Our case study: Cominar Real Estate Investment Trust, which in early November generated a yield of 7.8 per cent. That compares to about 5 per cent for the S&P/TSX Capped REIT Index, where Cominar is ranked ninth out of 15 by market capitalization. The savvy income investor begins an examination of Cominar with this question: Why is the yield so much higher than the index?

For answers, let's consult a recent note from Harry Levant of, an independent research firm specializing in income-producing stocks. Levant said Cominar is the third-largest diversified REIT in Canada, and the largest owner of commercial property in Quebec. The Montreal and Quebec markets account for almost three-quarters of Cominar's net operating income, a fact that explains the higher yield. "The lack of geographic diversification has kept share prices lower and yields higher than would normally apply when payout ratios are expected to remain in the low 90 per cent range," Levant wrote.

Payout ratios – which show what percentage of a company's earnings are paid out as dividends – are a way of assessing how well a company can afford its current pace of distributions. Levant describes Cominar's payout ratio as trending in a very favourably in a modest way. "There is very little dividend risk with Cominar," he writes. In fact, Cominar bumped up its payout to $1.47 from $1.44 per share in August.
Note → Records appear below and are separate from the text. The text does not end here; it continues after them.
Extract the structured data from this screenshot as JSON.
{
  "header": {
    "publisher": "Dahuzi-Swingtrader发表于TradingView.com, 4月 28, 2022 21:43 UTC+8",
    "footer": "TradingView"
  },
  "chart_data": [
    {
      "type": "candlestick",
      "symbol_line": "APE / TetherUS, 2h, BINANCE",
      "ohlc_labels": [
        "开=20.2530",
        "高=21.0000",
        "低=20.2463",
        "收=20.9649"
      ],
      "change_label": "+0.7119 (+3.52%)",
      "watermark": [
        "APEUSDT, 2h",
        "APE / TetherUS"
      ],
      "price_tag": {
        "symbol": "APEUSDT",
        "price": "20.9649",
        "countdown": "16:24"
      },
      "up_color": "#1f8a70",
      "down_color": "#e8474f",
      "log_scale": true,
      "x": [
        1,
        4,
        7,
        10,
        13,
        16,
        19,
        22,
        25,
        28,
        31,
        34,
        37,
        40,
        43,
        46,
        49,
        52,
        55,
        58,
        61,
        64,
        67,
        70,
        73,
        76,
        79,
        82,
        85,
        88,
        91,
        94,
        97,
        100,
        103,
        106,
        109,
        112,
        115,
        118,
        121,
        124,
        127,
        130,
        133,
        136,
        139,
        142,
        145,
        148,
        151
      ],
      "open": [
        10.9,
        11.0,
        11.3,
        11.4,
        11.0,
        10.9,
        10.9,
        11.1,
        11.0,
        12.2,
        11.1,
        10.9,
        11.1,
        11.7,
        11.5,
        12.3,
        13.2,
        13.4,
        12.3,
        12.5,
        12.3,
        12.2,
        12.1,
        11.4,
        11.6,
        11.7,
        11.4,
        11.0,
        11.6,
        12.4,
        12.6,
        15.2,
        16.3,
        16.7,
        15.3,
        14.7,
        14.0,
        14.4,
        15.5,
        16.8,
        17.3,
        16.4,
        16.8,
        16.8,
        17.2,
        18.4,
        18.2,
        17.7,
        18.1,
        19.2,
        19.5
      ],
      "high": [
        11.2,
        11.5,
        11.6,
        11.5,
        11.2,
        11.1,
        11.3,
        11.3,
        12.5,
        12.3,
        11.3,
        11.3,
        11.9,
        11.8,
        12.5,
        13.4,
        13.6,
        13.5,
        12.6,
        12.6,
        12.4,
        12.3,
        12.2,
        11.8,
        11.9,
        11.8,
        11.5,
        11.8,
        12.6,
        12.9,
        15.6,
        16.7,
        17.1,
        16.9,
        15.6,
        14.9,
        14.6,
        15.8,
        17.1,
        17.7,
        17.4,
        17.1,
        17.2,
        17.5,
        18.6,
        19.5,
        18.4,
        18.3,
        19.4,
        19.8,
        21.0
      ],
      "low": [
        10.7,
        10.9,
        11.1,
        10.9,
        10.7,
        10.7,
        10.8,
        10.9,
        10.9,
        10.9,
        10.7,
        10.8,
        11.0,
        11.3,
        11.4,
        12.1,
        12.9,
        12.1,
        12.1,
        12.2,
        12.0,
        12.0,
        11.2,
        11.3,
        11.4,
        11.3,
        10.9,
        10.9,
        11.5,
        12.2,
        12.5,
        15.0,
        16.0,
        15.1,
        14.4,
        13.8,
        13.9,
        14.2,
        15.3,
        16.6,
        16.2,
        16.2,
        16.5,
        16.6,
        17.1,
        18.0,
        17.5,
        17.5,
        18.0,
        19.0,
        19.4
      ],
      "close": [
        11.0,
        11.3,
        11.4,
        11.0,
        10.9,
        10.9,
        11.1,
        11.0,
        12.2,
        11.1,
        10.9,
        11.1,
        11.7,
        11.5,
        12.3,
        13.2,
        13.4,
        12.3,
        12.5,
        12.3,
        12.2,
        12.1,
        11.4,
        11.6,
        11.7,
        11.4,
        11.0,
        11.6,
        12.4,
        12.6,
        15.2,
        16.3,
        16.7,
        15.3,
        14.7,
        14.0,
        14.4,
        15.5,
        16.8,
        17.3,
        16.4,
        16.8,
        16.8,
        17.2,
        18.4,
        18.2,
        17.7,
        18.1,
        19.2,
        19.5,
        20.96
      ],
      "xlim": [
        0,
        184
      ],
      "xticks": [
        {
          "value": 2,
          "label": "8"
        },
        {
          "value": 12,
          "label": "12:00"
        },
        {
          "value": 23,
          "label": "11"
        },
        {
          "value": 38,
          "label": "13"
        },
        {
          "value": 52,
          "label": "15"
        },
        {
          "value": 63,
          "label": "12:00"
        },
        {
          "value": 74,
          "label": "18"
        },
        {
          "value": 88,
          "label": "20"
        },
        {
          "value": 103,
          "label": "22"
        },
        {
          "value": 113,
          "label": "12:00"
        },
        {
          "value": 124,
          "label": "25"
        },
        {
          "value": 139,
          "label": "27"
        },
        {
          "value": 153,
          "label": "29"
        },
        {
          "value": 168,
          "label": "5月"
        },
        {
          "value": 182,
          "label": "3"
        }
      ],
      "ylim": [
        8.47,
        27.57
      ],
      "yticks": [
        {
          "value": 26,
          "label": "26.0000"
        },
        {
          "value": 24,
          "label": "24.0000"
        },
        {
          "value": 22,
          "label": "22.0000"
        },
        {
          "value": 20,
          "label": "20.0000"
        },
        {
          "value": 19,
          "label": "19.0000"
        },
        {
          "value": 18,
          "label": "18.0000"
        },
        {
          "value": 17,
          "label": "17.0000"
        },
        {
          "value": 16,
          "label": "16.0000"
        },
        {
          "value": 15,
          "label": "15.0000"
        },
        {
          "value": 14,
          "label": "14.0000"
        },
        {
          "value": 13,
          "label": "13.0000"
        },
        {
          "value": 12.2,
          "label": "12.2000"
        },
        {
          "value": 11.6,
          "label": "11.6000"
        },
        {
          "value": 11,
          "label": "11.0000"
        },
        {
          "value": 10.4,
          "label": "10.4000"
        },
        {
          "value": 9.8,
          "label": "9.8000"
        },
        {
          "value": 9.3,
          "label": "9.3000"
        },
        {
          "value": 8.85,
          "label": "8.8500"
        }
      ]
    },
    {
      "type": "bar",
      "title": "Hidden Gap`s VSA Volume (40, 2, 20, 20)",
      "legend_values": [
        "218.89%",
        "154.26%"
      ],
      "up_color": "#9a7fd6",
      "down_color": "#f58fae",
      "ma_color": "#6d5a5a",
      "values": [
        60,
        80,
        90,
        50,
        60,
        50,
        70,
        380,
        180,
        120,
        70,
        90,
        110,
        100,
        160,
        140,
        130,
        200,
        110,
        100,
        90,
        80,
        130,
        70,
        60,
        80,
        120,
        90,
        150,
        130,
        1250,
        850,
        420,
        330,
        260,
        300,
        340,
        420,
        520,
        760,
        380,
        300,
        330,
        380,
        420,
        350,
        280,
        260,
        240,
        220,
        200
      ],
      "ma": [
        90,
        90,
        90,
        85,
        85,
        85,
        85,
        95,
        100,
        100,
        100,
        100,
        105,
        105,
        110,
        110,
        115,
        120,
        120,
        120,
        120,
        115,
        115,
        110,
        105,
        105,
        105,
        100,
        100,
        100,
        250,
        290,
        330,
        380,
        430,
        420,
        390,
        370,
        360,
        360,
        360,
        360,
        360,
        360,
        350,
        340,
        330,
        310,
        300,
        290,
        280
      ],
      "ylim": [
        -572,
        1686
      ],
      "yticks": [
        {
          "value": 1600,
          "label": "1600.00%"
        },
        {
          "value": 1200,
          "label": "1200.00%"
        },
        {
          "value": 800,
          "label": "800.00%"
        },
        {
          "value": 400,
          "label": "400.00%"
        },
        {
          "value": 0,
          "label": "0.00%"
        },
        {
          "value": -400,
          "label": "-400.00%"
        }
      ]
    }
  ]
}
Cominar is still being largely ignored by investors, though. The gain for the year through early November came in at less than half the 7-per-cent return for the capped REIT index, and the cumulative three-year loss of 14.7 per cent compares to an index gain of 11 per cent.

Certainly, Cominar's geographical concentration in Quebec is a risk for investors. Other risks noted by Levant include rising interest rates and the presence of an ownership control position. But the dividend is affordable, even if the high yield suggests otherwise.